When a thriving, highly-successful African American public elementary school is threatened to be replaced by a new high school that favors the community’s wealthier residents, parents, students and educators fight for the elementary school’s survival.


Kevin Shaw, Director/ProducerKevin Shaw, Director/Producer

As a director, producer and cinematographer, Kevin Shaw has created award-winning content for national television networks. Shaw was a segment director and cinematographer on America to Me, a Participant Media/Kartemquin Films landmark mini-series examining race and education from Oscar-nominated filmmaker Steve James. America to Me debuted to high acclaim at the 2018 Sundance Film Festival and premiered on Starz in August 2018, where it was lauded as the No. 1 television mini-series of the year by The Hollywood Reporter and The New York Times. Shaw’s debut documentary, The Street Stops Here, aired nationally on PBS and ESPN in 2010 to rave reviews. The following year, Shaw’s Big Ten Network short documentary on a quadriplegic trying to regain the ability to walk won the Edward R. Murrow Award for Sports Reporting Excellence. His cinematography talents were recognized in 2015 with a National Sports Emmy for ESPN’s FIFA World Cup Show Opens and Teases. Later that year, Shaw produced a documentary about the relationship between megastar Shaquille O’Neal and his collegiate coach, Dale Brown. Shaq and Dale premiered on ESPN. Shaw is a graduate of Kartemquin Films Diverse Voices in Documentary program (DVID) and a 2018-20 Firelight Media Documentary Lab Fellow. He worked as a cinematographer on James' latest mini-series debuting at the 2020 Sundance Film Festival - City So Real.

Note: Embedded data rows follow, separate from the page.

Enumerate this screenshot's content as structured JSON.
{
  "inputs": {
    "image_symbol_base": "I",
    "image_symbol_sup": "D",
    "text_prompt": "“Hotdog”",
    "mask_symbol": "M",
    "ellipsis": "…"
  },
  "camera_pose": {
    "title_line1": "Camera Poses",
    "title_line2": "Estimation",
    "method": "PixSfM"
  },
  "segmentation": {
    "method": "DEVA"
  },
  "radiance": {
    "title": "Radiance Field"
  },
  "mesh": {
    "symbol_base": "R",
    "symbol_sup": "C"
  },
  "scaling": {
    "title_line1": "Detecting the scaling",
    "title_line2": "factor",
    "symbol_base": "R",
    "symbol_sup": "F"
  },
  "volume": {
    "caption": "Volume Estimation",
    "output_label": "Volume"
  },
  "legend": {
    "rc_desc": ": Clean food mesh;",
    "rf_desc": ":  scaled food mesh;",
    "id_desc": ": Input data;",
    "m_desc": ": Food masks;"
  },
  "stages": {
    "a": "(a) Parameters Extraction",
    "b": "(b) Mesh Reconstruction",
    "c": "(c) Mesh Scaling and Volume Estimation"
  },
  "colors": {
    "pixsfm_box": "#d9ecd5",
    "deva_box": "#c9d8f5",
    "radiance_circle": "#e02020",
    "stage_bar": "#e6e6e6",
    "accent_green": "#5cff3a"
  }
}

Rachel Dickson, ProducerRachel Dickson, Producer

Rachel Dickson is an independent filmmaker based in Chicago with a background in journalism and Spanish translation. She produced ’63 Boycott with Kartemquin Films, which screened at the Museum of Modern Art in New York, won the Jury Award for Best Short Documentary at the Nashville Film Festival, and the Audience Award at the Pan-African Film Festival in Los Angeles. Dickson was the supervising producer of The School Project, a web series collaboratively produced by Kartemquin Films, Media Process Group, Kindling Group, Free Spirit Media, and Siskel/Jacobs Productions, in partnership with WTTW/ Channel 11, the Chicago Sun-Times, and Ebony.com, which won a Hometown Media Award. Dickson was a field producer for Hard Earned, a Kartemquin Films production commissioned by Al Jazeera America, which won the Alfred I. DuPont-Columbia University Award. Before that, she was a story producer for Central Standard on Education, WTTW’s first web series. She attended Chicago Public Schools before working as a filmmaker. She worked as a journalist in Latin America for four years.